レジで会計を済ませ、店を後にし帰路に就きながら先程買ったものを口にする。食べている間は互いに無言だったけど、その間も心地よく感じられるほど充実感があった。
これがきっと兄が言っていたやってはいけないことの楽しさなのかなと思った。
私がクッキーを食べ終わるよりも早くにおにぎりを食べ終えた兄が小さく聞いてきた。
「どう? 寝れそう?」
口の中にクッキーがまだ残っていたので返事を待って欲しいというジェスチャーをし、出来るだけ早く飲み込み返答を口にする。
「たぶん大丈夫だと思う」
「それはよかった。歯磨くときに脱衣場の洗面台使うと思うけど、脱衣場の電気じゃなくて洗面台側の電気を付けたほうが光は漏れないから」
「わかったよ。―お兄ちゃん今日みたいに出歩くことはないって言ってたけど、あれ嘘でしょ」
「嘘じゃないよ」
「そうかな? その割にはバレないように気を付けるのが色々上手すぎると思うんだけど……」
「よくあるの? って聞かれたからないって答えたんだよ」
「ということは……」
「たまにはあるんだよ」
そう悪戯に笑う兄に何となく悔しい気持ちが湧いてきたけど、やぱり私よりも長く生きているんだなと変に感心してしまう気持ちの方が大きかった。
「―それとあの言葉だけど……」
「どの言葉だ?」
「やっちゃいけないことは大抵楽しいもんだよって。
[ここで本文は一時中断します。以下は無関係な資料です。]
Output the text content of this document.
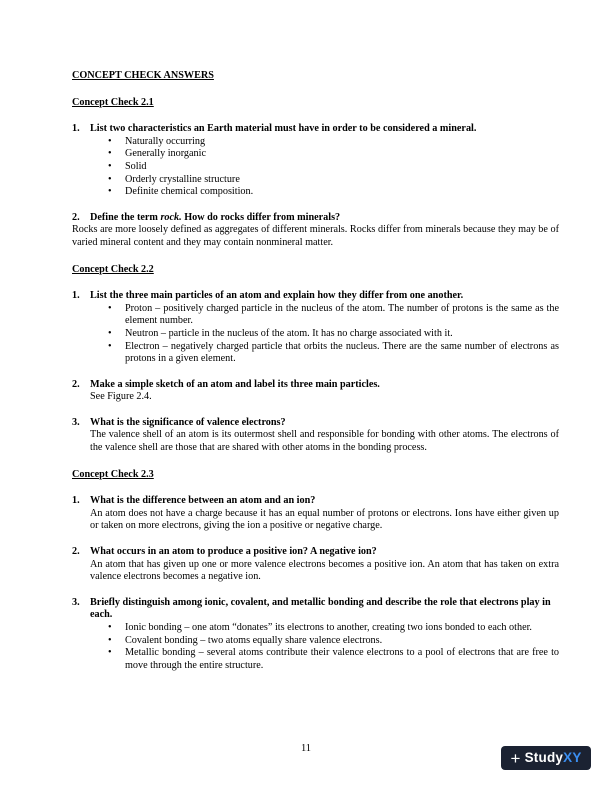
CONCEPT CHECK ANSWERS
Concept Check 2.1
1.	List two characteristics an Earth material must have in order to be considered a mineral.
• Naturally occurring
• Generally inorganic
• Solid
• Orderly crystalline structure
• Definite chemical composition.
2.	Define the term rock. How do rocks differ from minerals?

Rocks are more loosely defined as aggregates of different minerals. Rocks differ from minerals because they may be of varied mineral content and they may contain nonmineral matter.

Concept Check 2.2
1.	List the three main particles of an atom and explain how they differ from one another.
• Proton – positively charged particle in the nucleus of the atom. The number of protons is the same as the element number.
• Neutron – particle in the nucleus of the atom. It has no charge associated with it.
• Electron – negatively charged particle that orbits the nucleus. There are the same number of electrons as protons in a given element.
2.	Make a simple sketch of an atom and label its three main particles.

See Figure 2.4.

3.	What is the significance of valence electrons?

The valence shell of an atom is its outermost shell and responsible for bonding with other atoms. The electrons of the valence shell are those that are shared with other atoms in the bonding process.

Concept Check 2.3
1.	What is the difference between an atom and an ion?

An atom does not have a charge because it has an equal number of protons or electrons. Ions have either given up or taken on more electrons, giving the ion a positive or negative charge.

2.	What occurs in an atom to produce a positive ion? A negative ion?

An atom that has given up one or more valence electrons becomes a positive ion. An atom that has taken on extra valence electrons becomes a negative ion.

3.	Briefly distinguish among ionic, covalent, and metallic bonding and describe the role that electrons play in each.
• Ionic bonding – one atom “donates” its electrons to another, creating two ions bonded to each other.
• Covalent bonding – two atoms equally share valence electrons.
• Metallic bonding – several atoms contribute their valence electrons to a pool of electrons that are free to move through the entire structure.
11	+ Study XY
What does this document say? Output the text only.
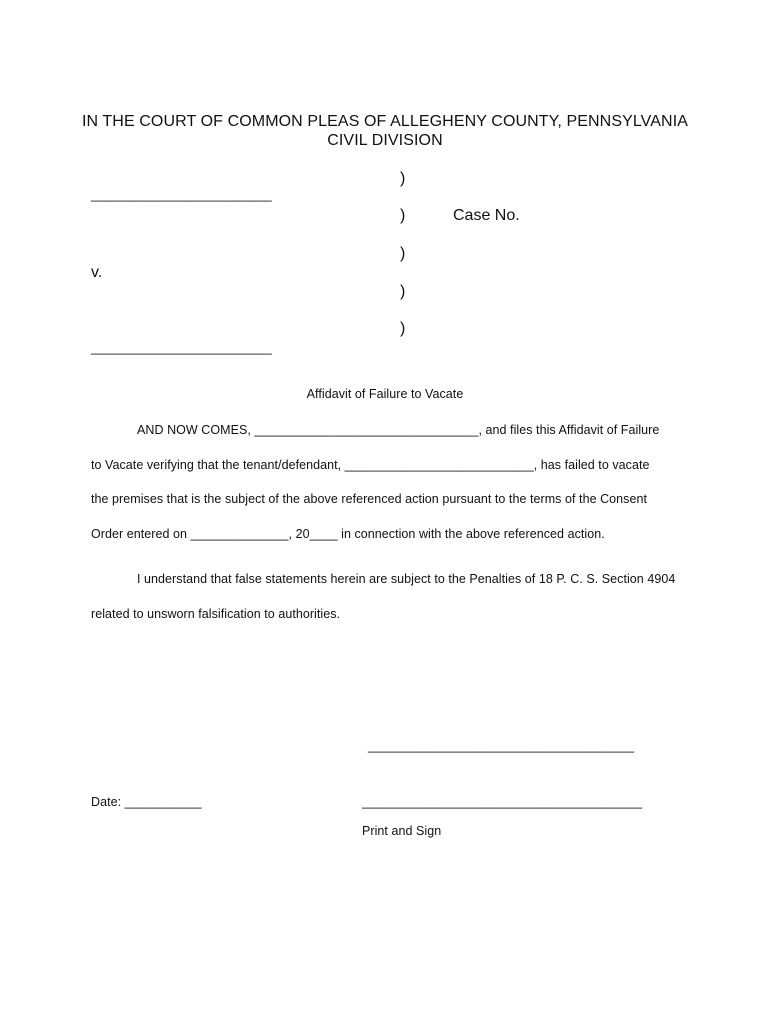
IN THE COURT OF COMMON PLEAS OF ALLEGHENY COUNTY, PENNSYLVANIA
CIVIL DIVISION
)
)
)
)
)
_________________________
Case No.
v.
_________________________
Affidavit of Failure to Vacate
AND NOW COMES, ________________________________, and files this Affidavit of Failure
to Vacate verifying that the tenant/defendant, ___________________________, has failed to vacate
the premises that is the subject of the above referenced action pursuant to the terms of the Consent
Order entered on ______________, 20____ in connection with the above referenced action.
I understand that false statements herein are subject to the Penalties of 18 P. C. S. Section 4904
related to unsworn falsification to authorities.
______________________________________
Date: ___________	________________________________________
Print and Sign
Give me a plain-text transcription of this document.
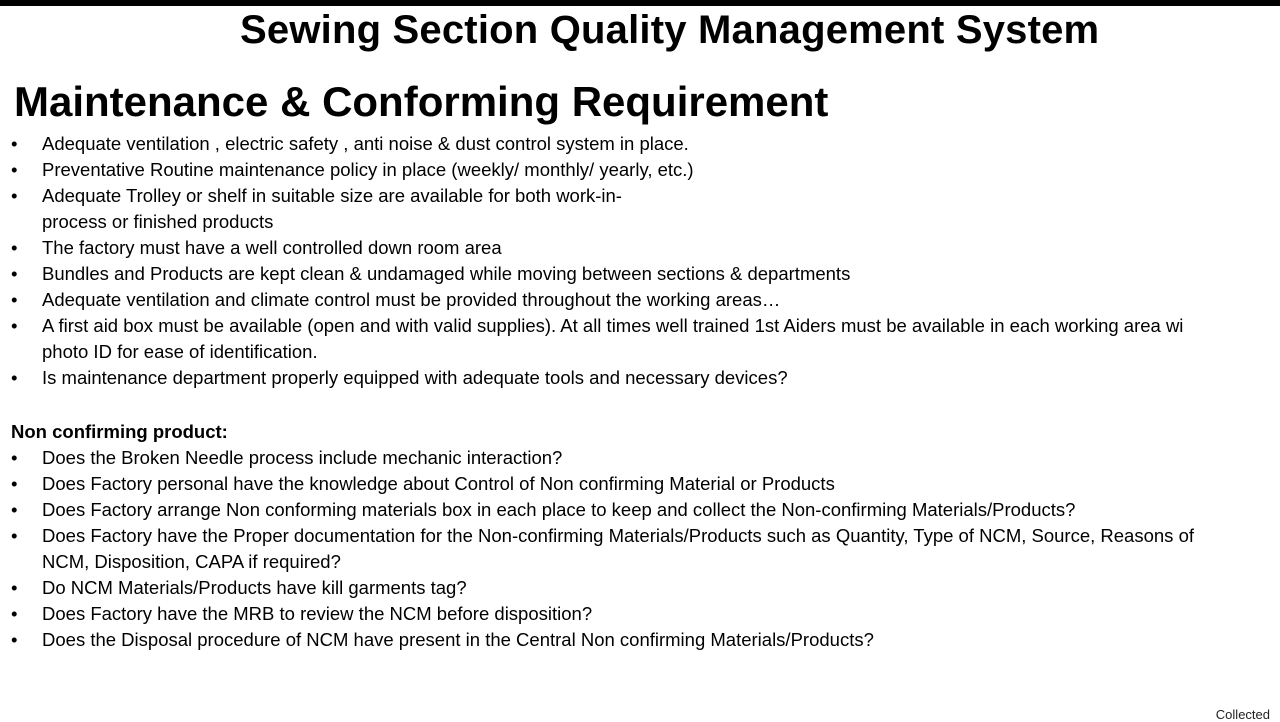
Sewing Section Quality Management System
Maintenance & Conforming Requirement
• Adequate ventilation , electric safety , anti noise & dust control system in place.
• Preventative Routine maintenance policy in place (weekly/ monthly/ yearly, etc.)
• Adequate Trolley or shelf in suitable size are available for both work-in-
process or finished products
• The factory must have a well controlled down room area
• Bundles and Products are kept clean & undamaged while moving between sections & departments
• Adequate ventilation and climate control must be provided throughout the working areas…
• A first aid box must be available (open and with valid supplies). At all times well trained 1st Aiders must be available in each working area wi
photo ID for ease of identification.
• Is maintenance department properly equipped with adequate tools and necessary devices?
Non confirming product:
• Does the Broken Needle process include mechanic interaction?
• Does Factory personal have the knowledge about Control of Non confirming Material or Products
• Does Factory arrange Non conforming materials box in each place to keep and collect the Non-confirming Materials/Products?
• Does Factory have the Proper documentation for the Non-confirming Materials/Products such as Quantity, Type of NCM, Source, Reasons of
NCM, Disposition, CAPA if required?
• Do NCM Materials/Products have kill garments tag?
• Does Factory have the MRB to review the NCM before disposition?
• Does the Disposal procedure of NCM have present in the Central Non confirming Materials/Products?
Collected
あれお兄ちゃんが考えた言葉じゃないでしょ」
「バレたか」
「だってそういうこと言い切る人が私を散歩に連れ出すかとかコンビニに寄り道するくらいのことで悩まないと思うんだよね。誰の受け売りなの?」
「父さんが昔言ってたんだよ。見つからないように楽しめってさ」
「お父さんが? そんなこと言わなそうなのに」
「俺が中学生1年生の時に今日の菜緒みたいに眠れないときがあったんだよ。そしたらさ、菜緒が寝ているのを確認してから何て言ったと思う?」
そう言って笑みがこぼれている兄は私の返事も待たずに二の句を続けた。
「ラーメン行くぞってさ、笑っちゃうよな。普段結構真面目に大人らしいのに子供みたいなずるい顔になってさ」
「今のお兄ちゃんも同じ顔をしてると思うよ」
「やっぱ親子なのかな? それでそのときに今日の菜緒みたいに言ったんだよ、夜中に外出したらダメだよって。そしたらやっちゃいけないことってのは楽しいんだよって」
「そっかぁ、そのときの言葉だったんだ」
「そういうこと。でもこういうのはほどほどにしとかないとな。俺らまだ子供だし、菜緒は女の子なんだし」
「そうだね……でも―」
私はもちろん、兄も当然夜中の外出は許されていない。でも私は過去に一人家に取り残され除け者にされたという事実を知ってしまった。
別に仕方のないことなんだろうけどささやかな仕返しとして兄同様に悪戯に笑いながら私は言った。
「今度ラーメンに行くときは3人でね?」
きのこ帝国のクロノスタシスという曲を聞いていたときに思い付いた話です。